QUELLI  DEL PARTITO DELL'AMORE  E I POVERI CRISTI

 

Il Partito dell'amore veglierà sugli italiani: produrrà posti di lavoro e benessere

La globalizzazione ha coinvolto tutto e tutti, compresi i cervelli degli uomini. Non pare vero ma ci sono altre persone che vogliono ragionare per noi, in nome di un bene comune. Non c’è più bisogno che ci si sprema le meningi, c’è qualcun altro
che lo fa per noi. Non ci si deve preoccupare più di niente: c’è un omino o meglio una signorina che con voce metallica risol-
ve tutti i tuoi problemi. Tu devi solamente selezionare il tasto che fa per il tuo problema. Non funziona il pc, il microonde, il televisore, la lavatrice, il frigorifero? C’è un numero verde per tutto, che risolve tutto. Una miriade di altri numeri verdi, veri
e falsi, si propongono a risolvere i tuoi problemi. Nessuna preoccupazione ci pensiamo noi! Tu stai comodamente seduto a
casa tua che le soluzioni ai tuoi problemi, ai perché e ai percome sono un nostro impegno. Vuoi cambiare l’auto, andare in vacanza, far studiare i figli, cambiare l’arredo? Presto fatto, noi ti proponiamo la soluzione migliore. Il Grande Fratello rileva le le nostre necessità, i nostri gusti, i movimenti quotidiani nel lavoro e nel tempo libero. Studia e progetta le tue esigenze proponendo allettanti soluzioni. Pare proprio che il nostro cervello lo abbiamo mandato all’ammasso. Mistificatori e vendito-
ri di fumo di false speranze e di futuri certi e felici dal punto di vista economico e della salute, sono a ogni angolo di strada
 e in ogni video a blaterare in nome della libertà e dell’amore. Molti di noi, con i risparmi di una vita di lavoro e sacrifici
intanto delegano ad altri, istituzioni pubbliche e private, finanziarie e banche, a programmare investimenti e futuro con gli ultimi derivati finanziari e con i bond argentini, a scelta altri, del tipo di Cirio e Parmalat. Ci siamo messi in mano al gatto e
alla volpe e nonostante gli avvertimenti dell’amico grillo parlante, facciamo la figura dei poveri Pinocchi
che costantemente maltrattati continuano a piantare monete d'oro con la speranza di vederli crescere. Cedono alle lusinghe di una celestiale fatina che nel frattempo è diventata l’amante di Mangiafuoco. Davvero stiamo cedendo le armi? Io spero proprio di no e ne sono fortemente convinto.
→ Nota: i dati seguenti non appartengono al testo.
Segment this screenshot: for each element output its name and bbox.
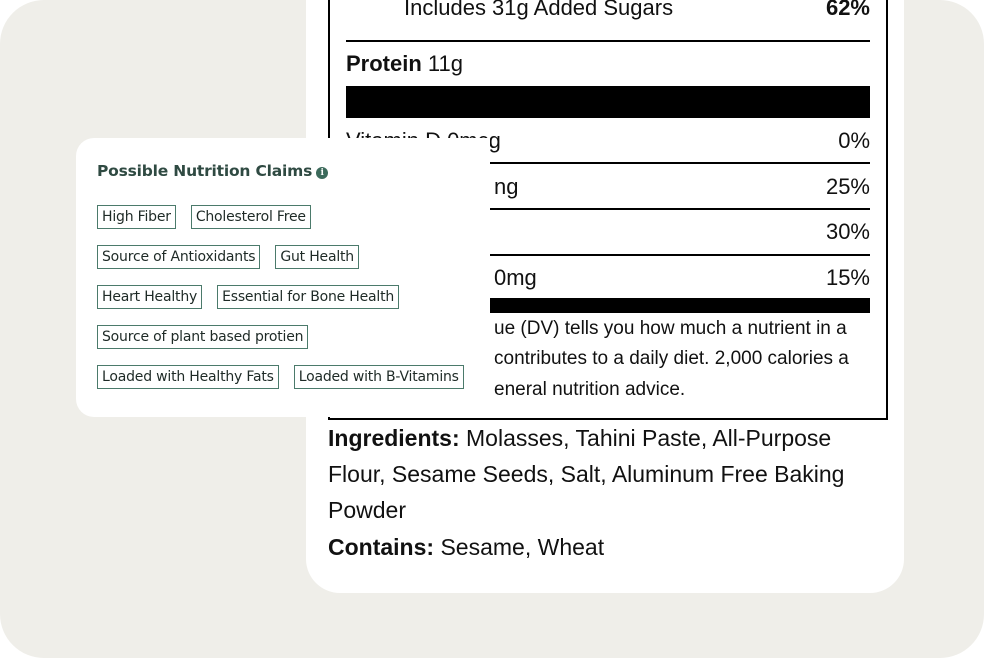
info-icon[interactable]: i	[316, 167, 329, 179]
claims-row: Loaded with Healthy Fats Loaded with B-V…	[97, 365, 464, 389]
vitamin-d-pct: 0%	[838, 128, 870, 153]
nutrient-row-3-pct: 30%	[825, 219, 870, 244]
footnote-line: ue (DV) tells you how much a nutrient in…	[494, 318, 847, 339]
ingredients-label: Ingredients:	[328, 425, 460, 451]
protein-amount: 11g	[427, 51, 463, 76]
added-sugars-text: Includes 31g Added Sugars	[404, 0, 674, 20]
nutrient-row-2-pct: 25%	[825, 174, 870, 199]
claim-tag[interactable]: Loaded with B-Vitamins	[293, 365, 464, 389]
nutrition-claims-panel: Possible Nutrition Claims i High Fiber Ch…	[76, 138, 490, 417]
nutrient-row-4-text: 0mg	[494, 265, 537, 290]
claim-tag[interactable]: Source of plant based protien	[97, 325, 309, 349]
ingredients: Ingredients: Molasses, Tahini Paste, All…	[328, 420, 888, 528]
claim-tag[interactable]: Gut Health	[275, 245, 359, 269]
added-sugars-pct: 62%	[825, 0, 870, 20]
contains-text: Sesame, Wheat	[440, 534, 605, 560]
footnote-line: contributes to a daily diet. 2,000 calor…	[494, 348, 849, 369]
protein-label: Protein	[346, 51, 422, 76]
claim-tag[interactable]: Essential for Bone Health	[217, 285, 400, 309]
thick-divider	[346, 86, 870, 118]
claims-row: High Fiber Cholesterol Free	[97, 205, 311, 229]
claim-tag[interactable]: Source of Antioxidants	[97, 245, 261, 269]
claim-tag[interactable]: Cholesterol Free	[190, 205, 311, 229]
claims-row: Heart Healthy Essential for Bone Health	[97, 285, 400, 309]
claim-tag[interactable]: High Fiber	[97, 205, 176, 229]
claim-tag[interactable]: Heart Healthy	[97, 285, 203, 309]
claims-row: Source of Antioxidants Gut Health	[97, 245, 359, 269]
protein-row: Protein 11g	[346, 51, 463, 77]
nutrient-row-4-pct: 15%	[825, 265, 870, 290]
claims-row: Source of plant based protien	[97, 325, 309, 349]
claims-title: Possible Nutrition Claims i	[97, 162, 329, 180]
footnote-line: eneral nutrition advice.	[494, 379, 686, 400]
contains-label: Contains:	[328, 534, 435, 560]
allergens: Contains: Sesame, Wheat	[328, 529, 888, 565]
divider	[346, 40, 870, 42]
claim-tag[interactable]: Loaded with Healthy Fats	[97, 365, 279, 389]
claims-title-text: Possible Nutrition Claims	[97, 162, 313, 180]
nutrient-row-2-text: ng	[494, 174, 519, 199]
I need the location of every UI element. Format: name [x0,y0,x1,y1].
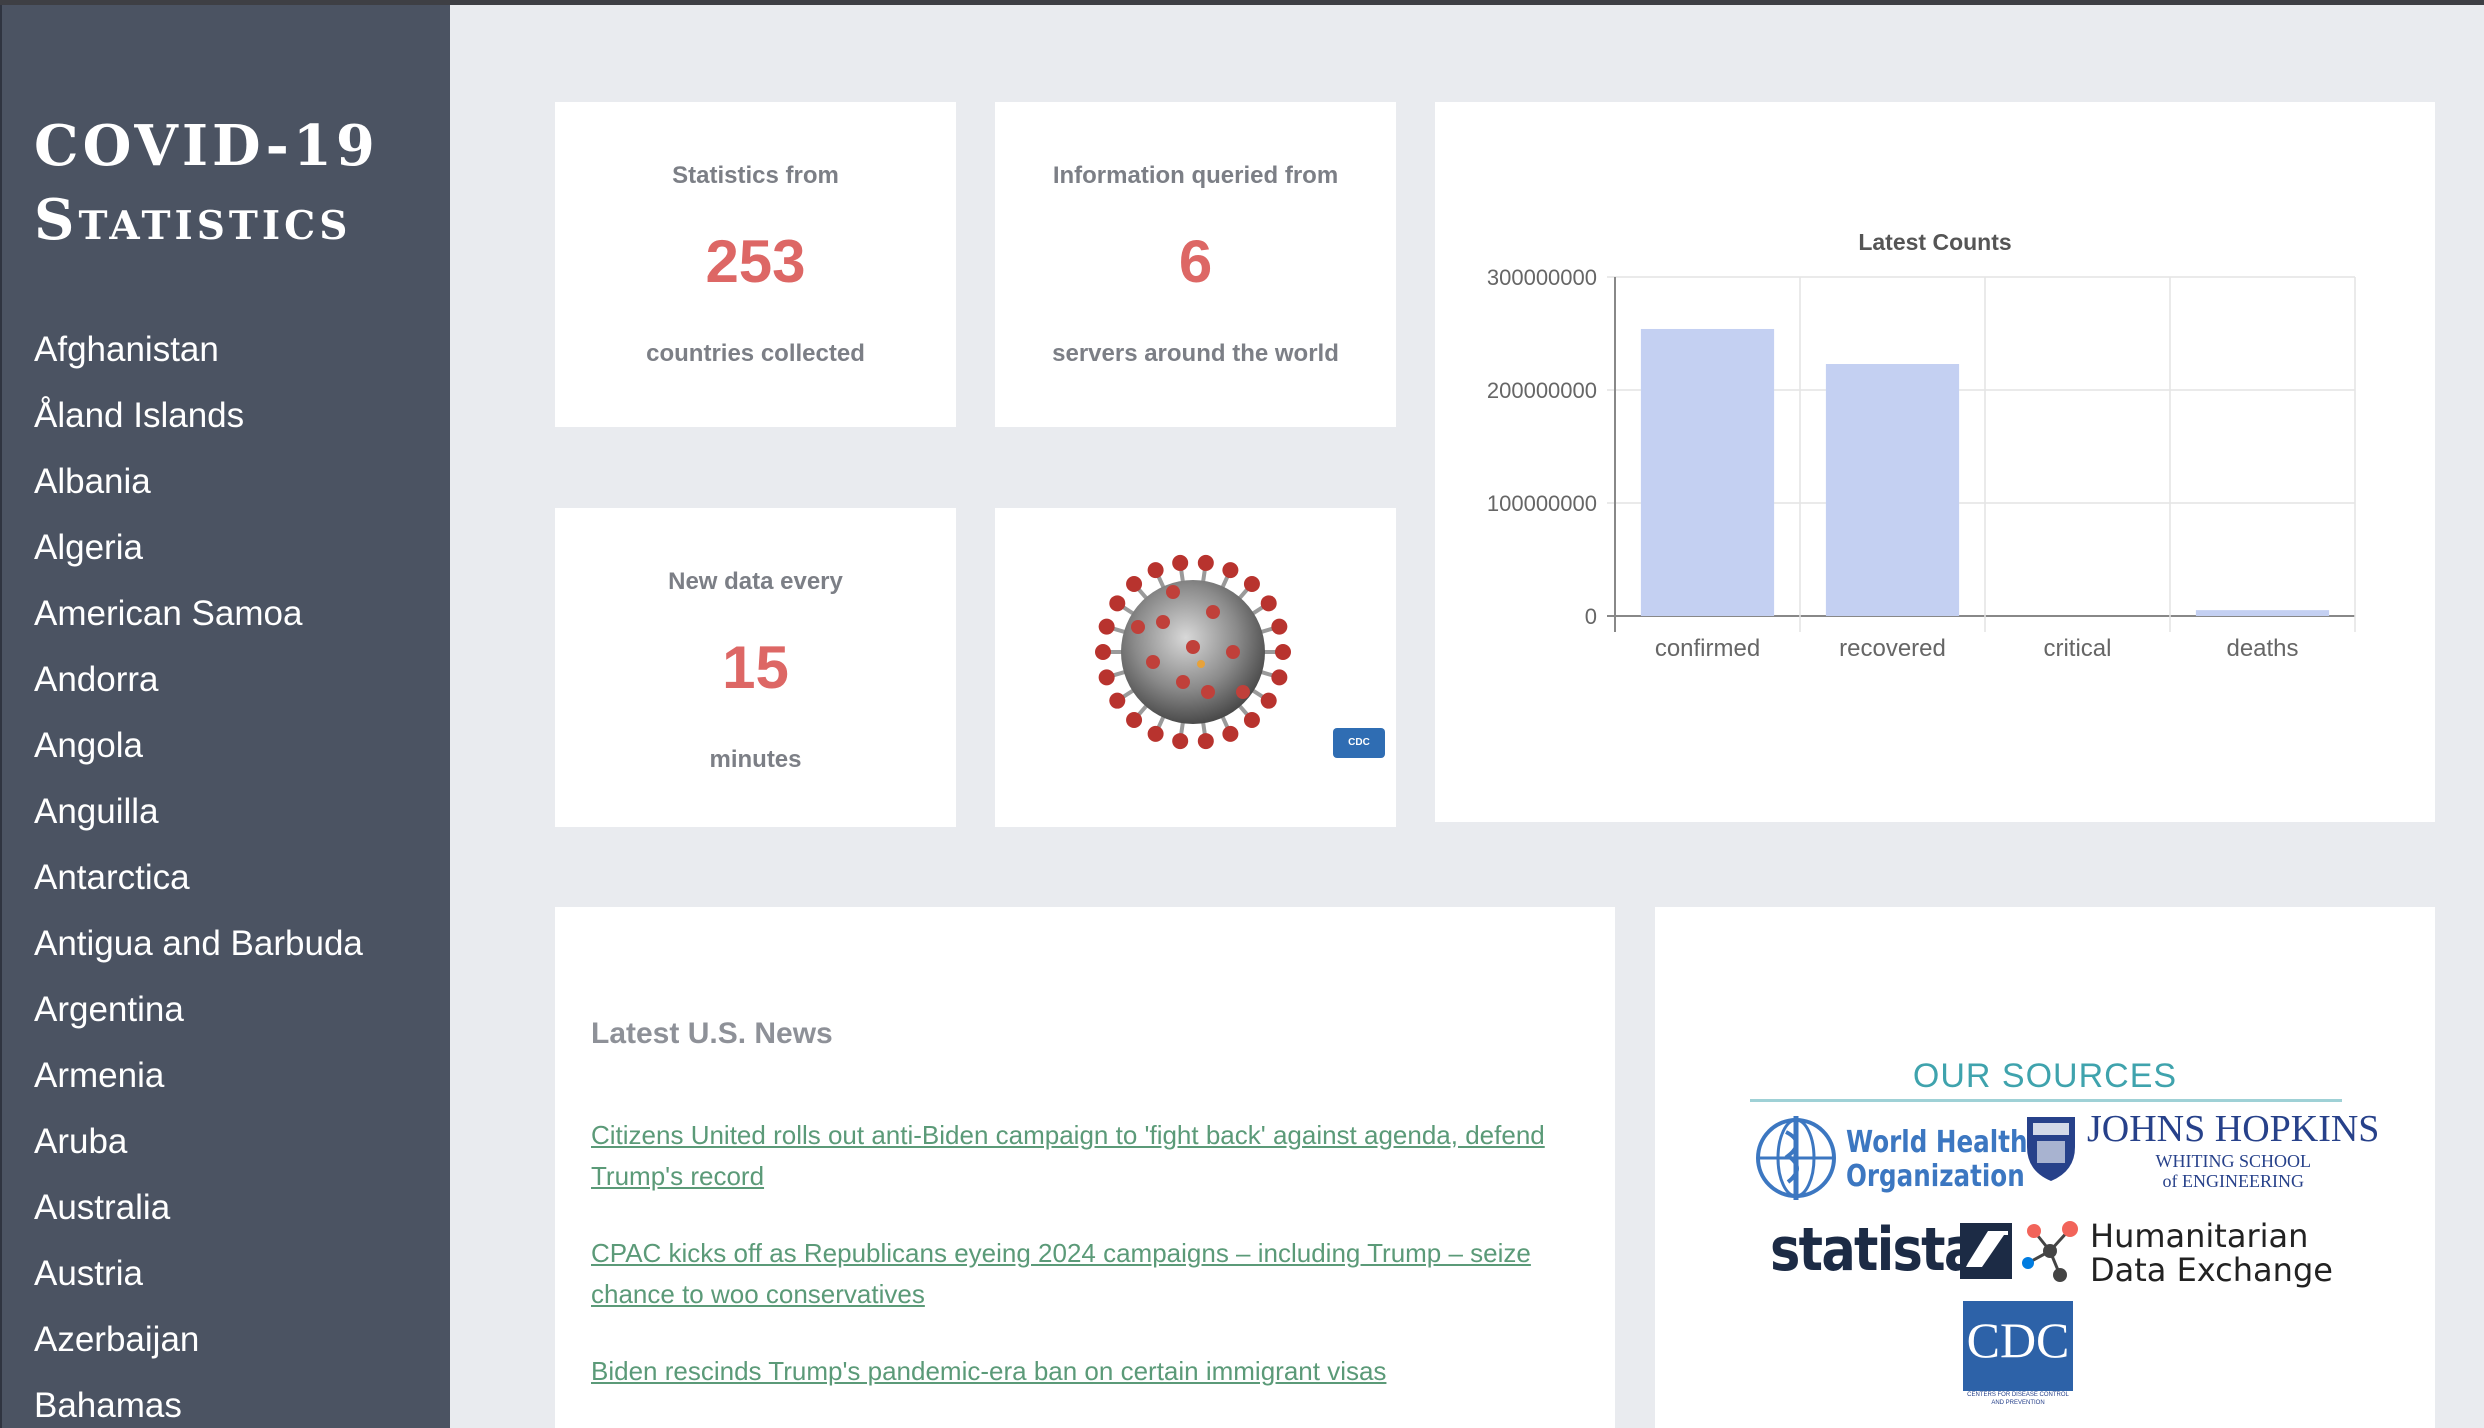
bar-chart: Latest Counts 0 100000000 200000000 3000000… [1487,229,2356,662]
country-link[interactable]: Afghanistan [34,321,363,387]
statista-name: statista [1770,1215,1978,1285]
jhu-sub-line2: of ENGINEERING [2162,1171,2304,1191]
country-link[interactable]: American Samoa [34,585,363,651]
stat-label: Information queried from [1052,162,1339,189]
app-title: COVID-19 Statistics [34,109,379,257]
bar-deaths[interactable] [2195,610,2330,616]
bar-recovered[interactable] [1825,364,1960,616]
stat-sub: countries collected [646,340,865,367]
statista-mark-icon [1960,1223,2012,1279]
sidebar: COVID-19 Statistics Afghanistan Åland Isl… [0,5,450,1428]
jhu-name: JOHNS HOPKINS [2087,1108,2380,1150]
hdx-name-line2: Data Exchange [2090,1251,2333,1289]
y-tick-label: 300000000 [1487,265,1597,290]
y-tick-label: 200000000 [1487,378,1597,403]
sources-card: OUR SOURCES World Health Organization JO… [1655,907,2435,1428]
news-list: Citizens United rolls out anti-Biden cam… [591,1117,1571,1428]
jhu-shield-icon [2027,1117,2075,1181]
coronavirus-icon [1095,554,1291,750]
country-link[interactable]: Algeria [34,519,363,585]
stat-sub: servers around the world [1052,340,1339,367]
sources-divider [1750,1099,2342,1102]
news-item: Biden rescinds Trump's pandemic-era ban … [591,1353,1571,1394]
news-link[interactable]: Citizens United rolls out anti-Biden cam… [591,1120,1545,1191]
news-item: CPAC kicks off as Republicans eyeing 202… [591,1235,1571,1317]
stat-value: 253 [705,228,806,295]
country-link[interactable]: Bahamas [34,1377,363,1428]
cdc-mark: CDC [1963,1301,2073,1391]
country-link[interactable]: Australia [34,1179,363,1245]
countries-stat-card: Statistics from 253 countries collected [555,102,956,427]
news-title: Latest U.S. News [591,1017,833,1050]
news-item: Citizens United rolls out anti-Biden cam… [591,1117,1571,1199]
country-link[interactable]: Antarctica [34,849,363,915]
country-link[interactable]: Argentina [34,981,363,1047]
country-link[interactable]: Angola [34,717,363,783]
app-title-line1: COVID-19 [34,113,379,179]
country-link[interactable]: Antigua and Barbuda [34,915,363,981]
cdc-subtitle: CENTERS FOR DISEASE CONTROL AND PREVENTI… [1967,1392,2069,1406]
cdc-badge[interactable]: CDC [1333,728,1385,758]
stat-label: Statistics from [672,162,839,189]
x-tick-label: deaths [2226,635,2298,662]
bar-confirmed[interactable] [1640,328,1775,616]
country-link[interactable]: Azerbaijan [34,1311,363,1377]
country-link[interactable]: Anguilla [34,783,363,849]
sources-title: OUR SOURCES [1912,1057,2178,1095]
refresh-stat-card: New data every 15 minutes [555,508,956,827]
news-link[interactable]: CPAC kicks off as Republicans eyeing 202… [591,1238,1531,1309]
stat-value: 6 [1178,228,1213,295]
y-tick-label: 100000000 [1487,491,1597,516]
virus-image-card: CDC [995,508,1396,827]
country-link[interactable]: Albania [34,453,363,519]
jhu-sub-line1: WHITING SCHOOL [2155,1151,2311,1171]
chart-title: Latest Counts [1858,229,2011,255]
latest-counts-chart-card: Latest Counts 0 100000000 200000000 3000000… [1435,102,2435,822]
country-link[interactable]: Åland Islands [34,387,363,453]
x-tick-label: recovered [1839,635,1946,662]
country-link[interactable]: Armenia [34,1047,363,1113]
hdx-name-line1: Humanitarian [2090,1217,2309,1255]
x-tick-label: critical [2043,635,2111,662]
stat-value: 15 [722,634,789,701]
news-link[interactable]: Biden rescinds Trump's pandemic-era ban … [591,1356,1386,1386]
country-link[interactable]: Austria [34,1245,363,1311]
x-tick-label: confirmed [1655,635,1760,662]
stat-sub: minutes [709,746,802,773]
servers-stat-card: Information queried from 6 servers aroun… [995,102,1396,427]
stat-label: New data every [668,568,843,595]
who-name-line1: World Health [1846,1125,2028,1160]
app-title-line2: Statistics [34,187,352,253]
statista-logo: statista [1770,1215,2013,1285]
cdc-logo: CDC CENTERS FOR DISEASE CONTROL AND PREV… [1963,1301,2073,1407]
who-emblem-icon [1756,1116,1836,1200]
country-list: Afghanistan Åland Islands Albania Algeria Am… [34,321,363,1428]
y-tick-label: 0 [1585,604,1597,629]
country-link[interactable]: Andorra [34,651,363,717]
hdx-network-icon [2022,1221,2078,1282]
country-link[interactable]: Aruba [34,1113,363,1179]
who-name-line2: Organization [1846,1159,2025,1194]
news-card: Latest U.S. News Citizens United rolls o… [555,907,1615,1428]
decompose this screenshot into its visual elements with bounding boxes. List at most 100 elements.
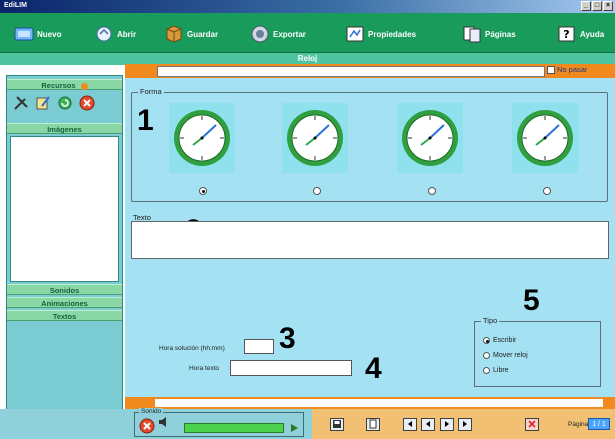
- clock-option-2[interactable]: [282, 103, 348, 173]
- tipo-mover-reloj-label: Mover reloj: [493, 352, 528, 359]
- hora-texto-input[interactable]: [230, 360, 352, 376]
- toolbar-nuevo-button[interactable]: Nuevo: [14, 23, 61, 45]
- page-title-input[interactable]: [157, 66, 545, 77]
- maximize-button[interactable]: □: [592, 1, 602, 11]
- textos-section[interactable]: Textos: [7, 310, 122, 321]
- refresh-icon[interactable]: [57, 95, 73, 111]
- play-icon[interactable]: [289, 423, 299, 433]
- imagenes-section[interactable]: Imágenes: [7, 123, 122, 134]
- tipo-option-mover-reloj[interactable]: Mover reloj: [483, 352, 528, 359]
- new-page-button[interactable]: [366, 418, 380, 431]
- main-toolbar: Nuevo Abrir Guardar Exportar Propiedades: [0, 13, 615, 53]
- clock-face-icon: [402, 110, 458, 166]
- tools-icon[interactable]: [13, 95, 29, 111]
- tipo-option-libre[interactable]: Libre: [483, 367, 509, 374]
- toolbar-paginas-button[interactable]: Páginas: [462, 23, 516, 45]
- next-page-button[interactable]: [440, 418, 454, 431]
- annotation-4: 4: [365, 352, 382, 385]
- sound-delete-icon[interactable]: [139, 418, 155, 434]
- toolbar-exportar-button[interactable]: Exportar: [250, 23, 306, 45]
- bottom-text-input[interactable]: [155, 399, 603, 407]
- sonido-legend: Sonido: [139, 408, 164, 415]
- close-window-button[interactable]: ×: [603, 1, 613, 11]
- toolbar-guardar-label: Guardar: [187, 29, 219, 39]
- page-number-input[interactable]: 1 / 1: [588, 418, 610, 430]
- forma-group: Forma: [131, 87, 608, 202]
- tipo-libre-label: Libre: [493, 367, 509, 374]
- toolbar-paginas-label: Páginas: [485, 29, 516, 39]
- delete-icon[interactable]: [79, 95, 95, 111]
- editor-area: No pasar Forma 1 Texto Hora solución (hh…: [125, 64, 615, 439]
- clock-option-3[interactable]: [397, 103, 463, 173]
- last-page-icon: [463, 421, 467, 427]
- radio-escribir[interactable]: [483, 337, 490, 344]
- radio-mover-reloj[interactable]: [483, 352, 490, 359]
- tipo-option-escribir[interactable]: Escribir: [483, 337, 516, 344]
- title-bar: EdiLIM _ □ ×: [0, 0, 615, 13]
- minimize-button[interactable]: _: [581, 1, 591, 11]
- imagenes-label: Imágenes: [47, 125, 82, 134]
- forma-radio-2[interactable]: [313, 187, 321, 195]
- clock-option-1[interactable]: [169, 103, 235, 173]
- forma-radio-1[interactable]: [199, 187, 207, 195]
- save-page-button[interactable]: [330, 418, 344, 431]
- sonidos-section[interactable]: Sonidos: [7, 284, 122, 295]
- forma-radio-3[interactable]: [428, 187, 436, 195]
- checkbox-icon[interactable]: [547, 65, 555, 74]
- sonidos-label: Sonidos: [49, 286, 80, 295]
- no-pasar-label: No pasar: [557, 65, 588, 74]
- toolbar-propiedades-label: Propiedades: [368, 29, 417, 39]
- first-page-button[interactable]: [403, 418, 417, 431]
- toolbar-ayuda-button[interactable]: ? Ayuda: [557, 23, 604, 45]
- first-page-icon: [408, 421, 412, 427]
- resource-tools: [13, 95, 95, 111]
- next-page-icon: [445, 421, 449, 427]
- recursos-label: Recursos: [41, 81, 76, 90]
- clock-face-icon: [287, 110, 343, 166]
- annotation-1: 1: [137, 104, 154, 137]
- animaciones-label: Animaciones: [41, 299, 88, 308]
- open-icon: [96, 26, 112, 42]
- properties-icon: [346, 26, 364, 42]
- clock-face-icon: [174, 110, 230, 166]
- no-pasar-checkbox[interactable]: No pasar: [547, 65, 587, 74]
- close-icon: [528, 420, 536, 428]
- export-icon: [251, 25, 269, 43]
- sound-progress-bar[interactable]: [184, 423, 284, 433]
- pages-icon: [463, 26, 481, 43]
- tipo-legend: Tipo: [481, 316, 500, 325]
- clock-face-icon: [517, 110, 573, 166]
- edit-icon[interactable]: [35, 95, 51, 111]
- window-title: EdiLIM: [4, 2, 27, 9]
- hora-solucion-label: Hora solución (hh:mm): [159, 345, 225, 352]
- speaker-icon[interactable]: [157, 415, 171, 429]
- forma-legend: Forma: [138, 87, 164, 96]
- tipo-group: Tipo Escribir Mover reloj Libre: [474, 316, 601, 387]
- forma-radio-4[interactable]: [543, 187, 551, 195]
- new-icon: [14, 27, 34, 41]
- updown-icon: [80, 82, 88, 90]
- delete-page-button[interactable]: [525, 418, 539, 431]
- textos-label: Textos: [52, 312, 77, 321]
- toolbar-propiedades-button[interactable]: Propiedades: [345, 23, 416, 45]
- radio-libre[interactable]: [483, 367, 490, 374]
- image-list[interactable]: [10, 136, 119, 282]
- annotation-5: 5: [523, 284, 540, 317]
- hora-solucion-input[interactable]: [244, 339, 274, 354]
- tipo-escribir-label: Escribir: [493, 337, 517, 344]
- texto-input[interactable]: [131, 221, 609, 259]
- hora-texto-label: Hora texto: [189, 365, 219, 372]
- animaciones-section[interactable]: Animaciones: [7, 297, 122, 308]
- toolbar-abrir-button[interactable]: Abrir: [94, 23, 136, 45]
- previous-page-button[interactable]: [421, 418, 435, 431]
- resources-panel: Recursos Imágenes Sonidos Animaciones Te…: [6, 75, 123, 439]
- toolbar-guardar-button[interactable]: Guardar: [164, 23, 218, 45]
- help-icon: ?: [558, 26, 575, 42]
- previous-page-icon: [426, 421, 430, 427]
- clock-option-4[interactable]: [512, 103, 578, 173]
- toolbar-abrir-label: Abrir: [117, 29, 137, 39]
- toolbar-exportar-label: Exportar: [273, 29, 306, 39]
- last-page-button[interactable]: [458, 418, 472, 431]
- recursos-dropdown[interactable]: Recursos: [7, 79, 122, 90]
- toolbar-ayuda-label: Ayuda: [580, 29, 605, 39]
Dobbiamo riprendere in mano la situazione prima che sia troppo tardi, contiamoci, siamo davvero in tanti, basta
venire fuori allo scoperto. Resistere, resistere. Nuovi intenti e nuove regole, certe e condivise. Quando saremo capaci di garantire a tutti i diritti, l’osservanza dei doveri diventerà una cosa facile e semplice. I giovani che sono la prosecuzione della nostra società dovranno godere della nostra lotta e poter raccogliere i frutti di un
lavoro dignitoso in una società multietnica che aborrisce la guerra e la scelta nucleare che non difende ma offende la natura dalla quale traiamo benessere. Se dunque speriamo in un mondo migliore, equo e dignitoso che offra uguali opportunità a
tutti, in particolare ai giovani, apriamo gli occhi e lottiamo , perché ciò avvenga in questa vita. Per l’altra ho poco interesse, mi e sembra una esile e fragile speranza, alla quale tuttavia porto rispetto.

             Per fortuna che Silvio c'è: ha scongiurato lo scontro nucleare tra le due grandi potenze.  Vuoi vedere che gli ha raccontato una delle sue barzellette?